Des crevettes et du cantaloup
J’ai quatre ans, je suis assise sur le comptoir de la cuisine. Mon père décortique des crevettes. Ma mère prépare les pâtisseries de Noël. Mon père me file une crevette pour trois crevettes décortiquées, en rigolant. Je suis secrètement triomphante de mon frangin qui n’aime pas les fruits de mer.
Cette nuit-là, je serai tellement malade que j’attendrai bien quinze ans avant de remanger des crevettes. Un jour de fête, Noël sans doute, j’ai presque 20 ans, mon père nous sert dans des coupes en cristal un cocktail de crevettes, boules de cantaloup, sauce spéciale et très secrète. Il se démène tellement, papa, pendant les fêtes, que je n’ai pas le cœur de lui refuser ça. Et puis si je refuse, il va tonitruer : «T’es née sur la Côte-Nord, baptême». (D’être né sur la Côte-Nord nous interdit de ne pas aimer les fruits de mer). Il s’exaspère comiquement contre mon frère et moi et traite notre intolérance aux pétoncles de «psychologique». Il nous fait cependant la gentille diplomatie de ne pas nous en servir pendant les fêtes.

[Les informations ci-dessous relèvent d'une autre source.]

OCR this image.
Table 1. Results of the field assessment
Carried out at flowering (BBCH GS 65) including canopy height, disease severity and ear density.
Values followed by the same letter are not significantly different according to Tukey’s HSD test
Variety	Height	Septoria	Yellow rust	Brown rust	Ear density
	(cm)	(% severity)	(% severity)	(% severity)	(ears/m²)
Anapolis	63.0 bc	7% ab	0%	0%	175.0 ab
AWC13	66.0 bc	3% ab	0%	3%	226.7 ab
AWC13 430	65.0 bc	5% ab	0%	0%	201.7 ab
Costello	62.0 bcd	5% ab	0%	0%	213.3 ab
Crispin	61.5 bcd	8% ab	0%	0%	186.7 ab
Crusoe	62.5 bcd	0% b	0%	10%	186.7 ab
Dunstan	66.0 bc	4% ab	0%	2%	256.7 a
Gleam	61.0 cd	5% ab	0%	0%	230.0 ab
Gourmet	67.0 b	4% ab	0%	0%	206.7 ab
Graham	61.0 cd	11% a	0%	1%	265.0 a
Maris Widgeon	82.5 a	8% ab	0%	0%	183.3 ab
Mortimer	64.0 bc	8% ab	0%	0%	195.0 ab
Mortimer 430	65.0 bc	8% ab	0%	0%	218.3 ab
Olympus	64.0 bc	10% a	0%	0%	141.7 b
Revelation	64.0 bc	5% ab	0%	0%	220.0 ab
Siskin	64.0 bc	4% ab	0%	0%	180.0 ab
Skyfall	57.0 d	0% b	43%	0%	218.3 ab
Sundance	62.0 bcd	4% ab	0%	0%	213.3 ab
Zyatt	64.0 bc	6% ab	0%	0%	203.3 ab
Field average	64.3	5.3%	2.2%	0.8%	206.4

Me voilà en train de vous raconter ça alors que je suis complètement désemparée par l’ampleur de la tâche qui consiste à préparer les festivités de Noël. «T’inquiète», m’a dit mon amie, «tes cadeaux sont achetés». Et puis de toute façon, on a juré de ne s’en tenir qu’à un cadeau par enfant cette année.
Mais dans mes traditions familiales, Noël dépasse beaucoup le simple échange de cadeaux. Les plus ambitieux commencent à le préparer dès septembre par la confection, chaque fin de semaine pendant quatre mois, d’une fournée de petits gâteaux, avec comme résultat visé seize sortes de gâteaux, au moins. Truffes, sablés, carrés, pain d’épices, gâteau aux fruits confits macéré au cognac, etc. Les moissons de septembre sont également l’occasion de rivaliser de perfection en préparant ketchups aux fruits, betteraves marinées, légumes marinés, confiture d’oignons au cassis. Mais on ne rigole plus lorsque les jours plus froids nous donnent le signal de passer aux choses sérieuses : tourtière (une tourte faite de porc et de veau haché), ragoût de boulettes et de « pattes de porc » à la farine grillée, cipâte (une tourte qui cache sept viandes différentes, marinées). Évidemment la honte pèse sur la famille entière au moindre produit transformé acheté «tout fait» au supermarché. Comme on aime se compliquer les choses, un ménage de pré-printemps s’impose. Et à travers tout ça, le reste de la vie : faire les comptes, bosser quelques heures supplémentaires (elles ont le don d’arriver au moment où on en a le moins besoin), etc. Noël, c’est ben stressant !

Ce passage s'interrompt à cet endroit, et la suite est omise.